Apesar de os mercados terem aparentemente superado o choque causado pelo calote do emirado árabe de Dubai, não se pode dizer que todos os problemas foram superados. A real extensão da dívida a ser renegociada ainda não foi dimensionada, nem vieram à tona os nomes de todos bancos envolvidos. A consequência mais esperada desse fato é nova onda de retração do crédito, que pressionará outras empresas e países endividados. Uma repercussão já dada como certa é o atraso no desmonte das medidas lançadas pelos governos para debelar a crise internacional.

A nova turbulência explodiu na semana passada, na véspera do feriado muçulmano de quatro dias, o Eid, quando a Dubai World, holding estatal de Dubai, e sua divisão imobiliária, a Nakheel, anunciaram que não podem pagar US$ 3,5 bilhões em dívidas que vencem dia 14.

No primeiro momento, as bolsas de valores caíram no mundo todo, puxadas pelas ações de bancos expostos a tomadores árabes. Os bônus sukuk, emitidos por empresas árabes, também perderam valor. O banco central dos Emirados Árabes Unidos (EAU) socorreu os bancos locais e filiais de estrangeiros.

Já os credores da Dubai World, que investe em imóveis, portos e entretenimento em vários países e deve US$ 59 bilhões, foram abandonados à própria sorte uma vez que Dubai recusou-se a garantir os títulos da empresa, apesar dela ser estatal. A queda dos preços do petróleo afeta as finanças da região.

As primeiras informações indicam que a Dubai World quer reestruturar o pagamento de cerca de US$ 26 bilhões em dívidas, dos quais aproximadamente US$ 6 bilhões em bônus sukuk da Nakheel, dona de empreendimentos faraônicos como as ilhas artificiais Palm Islands, plantadas no golfo Pérsico, e uma quantia ainda não definida de outra subsidiária, a Limitless World.

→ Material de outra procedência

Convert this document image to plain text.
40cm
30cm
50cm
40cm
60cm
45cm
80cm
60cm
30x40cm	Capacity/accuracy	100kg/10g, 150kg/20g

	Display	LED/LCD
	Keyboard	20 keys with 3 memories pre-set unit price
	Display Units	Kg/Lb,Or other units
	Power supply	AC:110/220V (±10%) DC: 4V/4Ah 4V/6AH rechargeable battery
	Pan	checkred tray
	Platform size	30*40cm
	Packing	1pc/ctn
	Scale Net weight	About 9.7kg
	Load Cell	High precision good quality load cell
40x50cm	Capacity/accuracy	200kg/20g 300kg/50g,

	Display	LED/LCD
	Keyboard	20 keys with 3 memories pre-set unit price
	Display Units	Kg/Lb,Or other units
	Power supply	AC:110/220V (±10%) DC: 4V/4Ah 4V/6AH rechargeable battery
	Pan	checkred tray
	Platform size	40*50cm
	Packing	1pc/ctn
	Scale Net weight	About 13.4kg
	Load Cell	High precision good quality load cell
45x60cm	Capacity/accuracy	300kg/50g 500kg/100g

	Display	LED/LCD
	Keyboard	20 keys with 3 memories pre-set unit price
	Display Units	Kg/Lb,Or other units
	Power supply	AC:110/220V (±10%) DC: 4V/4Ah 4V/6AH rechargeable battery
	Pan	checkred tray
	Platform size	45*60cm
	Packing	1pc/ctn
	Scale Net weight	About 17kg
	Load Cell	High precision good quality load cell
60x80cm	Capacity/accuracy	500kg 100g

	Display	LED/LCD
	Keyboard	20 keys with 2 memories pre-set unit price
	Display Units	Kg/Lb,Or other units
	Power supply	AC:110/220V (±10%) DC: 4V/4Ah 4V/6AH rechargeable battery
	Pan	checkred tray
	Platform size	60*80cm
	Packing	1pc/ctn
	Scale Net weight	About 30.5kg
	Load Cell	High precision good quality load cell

Os valores são módicos perto das perdas dos bancos com a crise do subprime e toda a turbulência que se seguiu, reestimadas ao redor de US$ 3,4 trilhões pelo Fundo Monetário Internacional (FMI) em outubro.

Mas há vários motivos para se manter em alerta, apesar de alguns analistas já terem minimizado o problema, argumentando que os Emirados Árabes Unidos não apresentam ameaça de risco sistêmico e que esse é um clássico evento pós-choque. Algo parecido aconteceu em 1999, quando a estatal chinesa Guangdong International Trust and Investment Corp. quebrou em consequência da desalavancagem dos bancos que se seguiu à crise da Ásia de 1997 a 1998.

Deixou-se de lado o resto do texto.